The Roots of Gender Gaps in STEM: Children’s Stereotypes about Intellectual Ability

Abstract: Common stereotypes associate high-level, “raw” intellectual ability (brilliance, genius, etc.) with men more than women. These stereotypes discourage women’s pursuit of many prestigious careers, including those in science and engineering. But the roots of these disparities stretch back to childhood: In my talk, I will present evidence suggesting that “brilliance = men” stereotypes are acquired early—almost as soon as children enter school—and become stronger with age. Once acquired, gender stereotypes about raw ability begin to erode girls’ confidence that they can succeed in domains where such ability is valued; they also predict girls’ lower interest in such domains. These findings suggest that gendered notions of brilliance are acquired early and are likely to play a role in shaping the gender gaps observed in STEM.
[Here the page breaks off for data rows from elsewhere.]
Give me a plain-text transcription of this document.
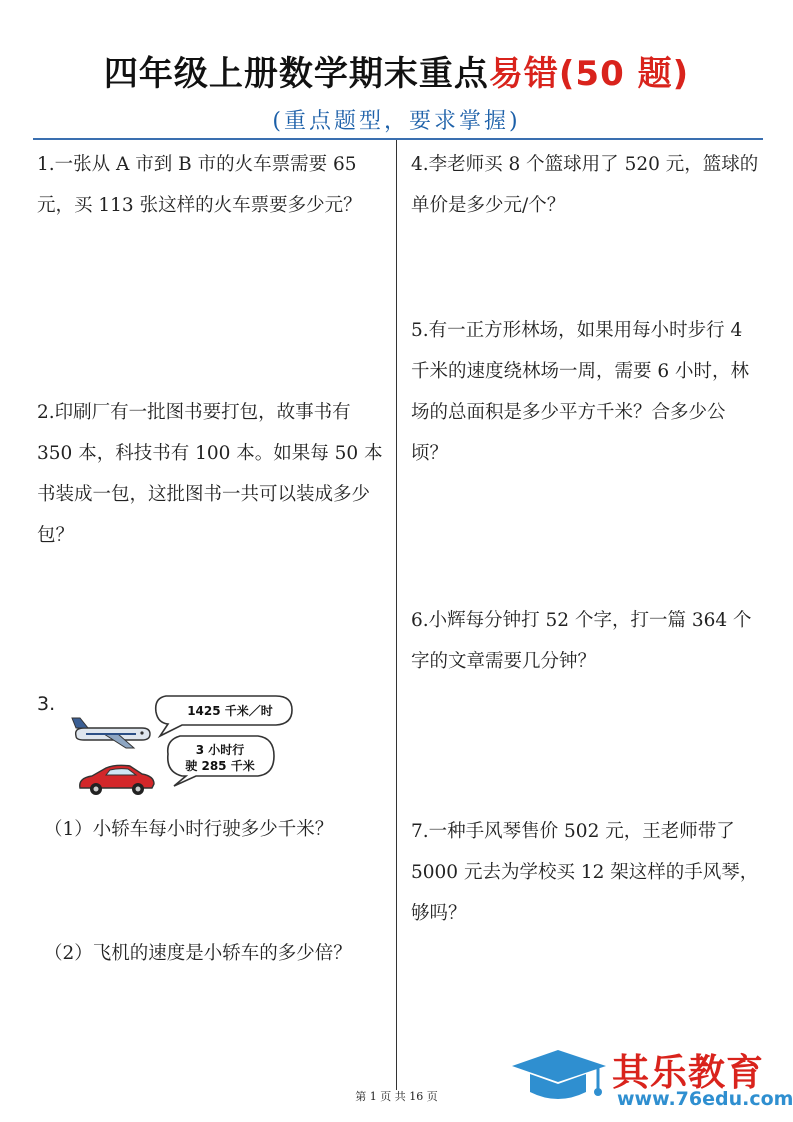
四年级上册数学期末重点易错(50 题)
(重点题型，要求掌握)
1.一张从 A 市到 B 市的火车票需要 65 元，买 113 张这样的火车票要多少元？
2.印刷厂有一批图书要打包，故事书有 350 本，科技书有 100 本。如果每 50 本书装成一包，这批图书一共可以装成多少包？
3.	1425 千米／时
3 小时行
驶 285 千米
（1）小轿车每小时行驶多少千米？
（2）飞机的速度是小轿车的多少倍？
4.李老师买 8 个篮球用了 520 元，篮球的单价是多少元/个？
5.有一正方形林场，如果用每小时步行 4 千米的速度绕林场一周，需要 6 小时，林场的总面积是多少平方千米？合多少公顷？
6.小辉每分钟打 52 个字，打一篇 364 个字的文章需要几分钟？
7.一种手风琴售价 502 元，王老师带了 5000 元去为学校买 12 架这样的手风琴，够吗？
第 1 页 共 16 页
其乐教育
www.76edu.com
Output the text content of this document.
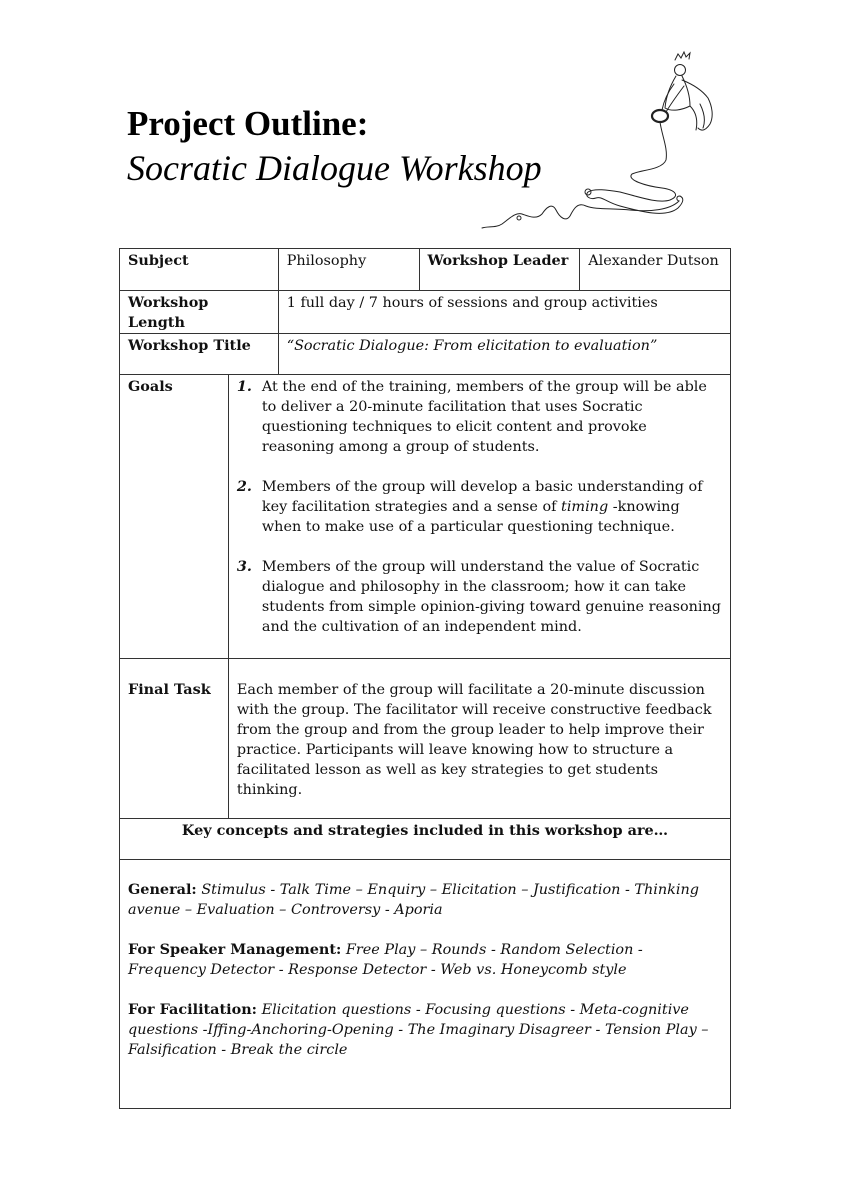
Project Outline:
Socratic Dialogue Workshop
Subject		Philosophy	Workshop Leader	Alexander Dutson
Workshop Length		1 full day / 7 hours of sessions and group activities		
Workshop Title		“Socratic Dialogue: From elicitation to evaluation”		
Goals	1. At the end of the training, members of the group will be able to deliver a 20-minute facilitation that uses Socratic questioning techniques to elicit content and provoke reasoning among a group of students.
2. Members of the group will develop a basic understanding of key facilitation strategies and a sense of timing -knowing when to make use of a particular questioning technique.
3. Members of the group will understand the value of Socratic dialogue and philosophy in the classroom; how it can take students from simple opinion-giving toward genuine reasoning and the cultivation of an independent mind.

Final Task	Each member of the group will facilitate a 20-minute discussion with the group. The facilitator will receive constructive feedback from the group and from the group leader to help improve their practice. Participants will leave knowing how to structure a facilitated lesson as well as key strategies to get students thinking.			
Key concepts and strategies included in this workshop are…				

General: Stimulus - Talk Time – Enquiry – Elicitation – Justification - Thinking avenue – Evaluation – Controversy - Aporia

For Speaker Management: Free Play – Rounds - Random Selection - Frequency Detector - Response Detector - Web vs. Honeycomb style

For Facilitation: Elicitation questions - Focusing questions - Meta-cognitive questions -Iffing-Anchoring-Opening - The Imaginary Disagreer - Tension Play – Falsification - Break the circle				
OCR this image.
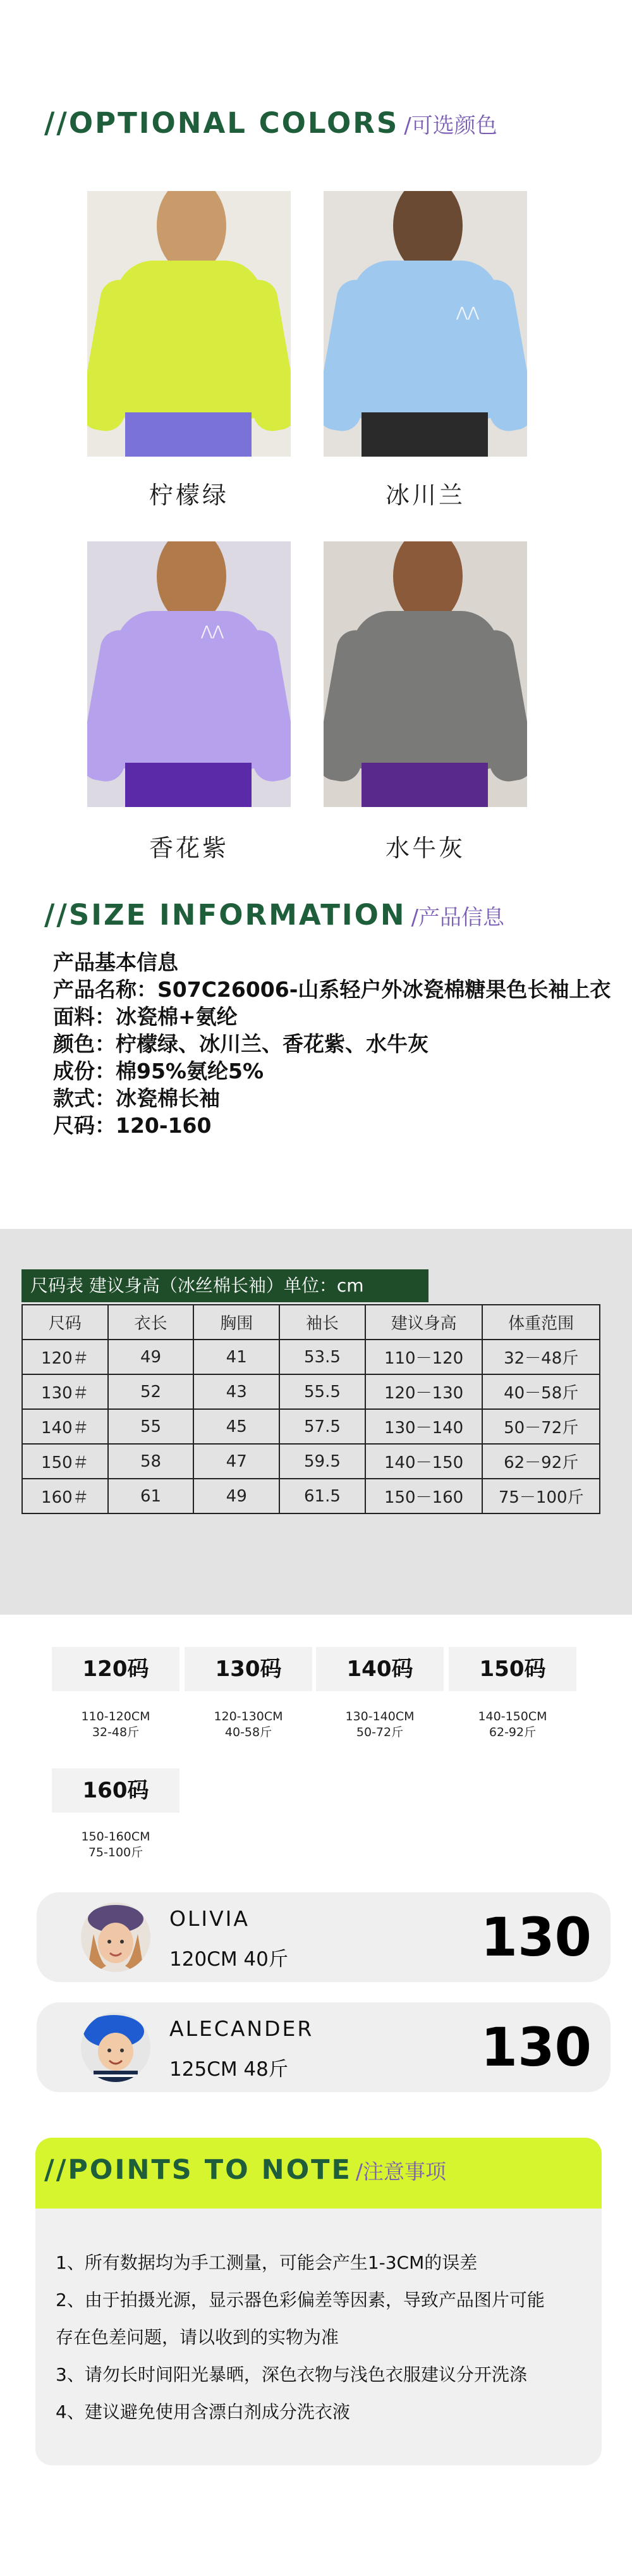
//OPTIONAL COLORS /可选颜色
柠檬绿
⋀⋀
冰川兰
⋀⋀
香花紫	水牛灰
//SIZE INFORMATION /产品信息
产品基本信息
产品名称：S07C26006-山系轻户外冰瓷棉糖果色长袖上衣
面料：冰瓷棉+氨纶
颜色：柠檬绿、冰川兰、香花紫、水牛灰
成份：棉95%氨纶5%
款式：冰瓷棉长袖
尺码：120-160
尺码表 建议身高（冰丝棉长袖）单位：cm
尺码	衣长	胸围	袖长	建议身高	体重范围
120＃	49	41	53.5	110－120	32－48斤
130＃	52	43	55.5	120－130	40－58斤
140＃	55	45	57.5	130－140	50－72斤
150＃	58	47	59.5	140－150	62－92斤
160＃	61	49	61.5	150－160	75－100斤
120码
110-120CM
32-48斤
130码
120-130CM
40-58斤
140码
130-140CM
50-72斤
150码
140-150CM
62-92斤
160码
150-160CM
75-100斤
OLIVIA
120CM 40斤	130
ALECANDER
125CM 48斤	130
//POINTS TO NOTE /注意事项
1、所有数据均为手工测量，可能会产生1-3CM的误差
2、由于拍摄光源，显示器色彩偏差等因素，导致产品图片可能
存在色差问题，请以收到的实物为准
3、请勿长时间阳光暴晒，深色衣物与浅色衣服建议分开洗涤
4、建议避免使用含漂白剂成分洗衣液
Andrei CimpianAndrei Cimpian earned a PhD in psychology from Stanford University in 2008 and is now Associate Professor of Psychology at New York University. One of his main areas of expertise is academic achievement and motivation. Among other topics, he has investigated common cultural beliefs about intellectual ability—including stereotypes about who has such ability—and the effects these beliefs have on young people’s aspirations and achievement. In a second line of work, Dr. Cimpian investigates the development of children’s concepts of natural kinds and social groups, and their explanations for what they observe in the world. Dr. Cimpian’s research has been published in top journals such as Science, Behavioral and Brain Sciences, and Psychological Science, earning him the 2018 American Psychological Association Distinguished Scientific Award for Early Career Contribution to Psychology. Media outlets such as The New York Times, The Atlantic, The Washington Post, NPR, and The Economist have covered his work.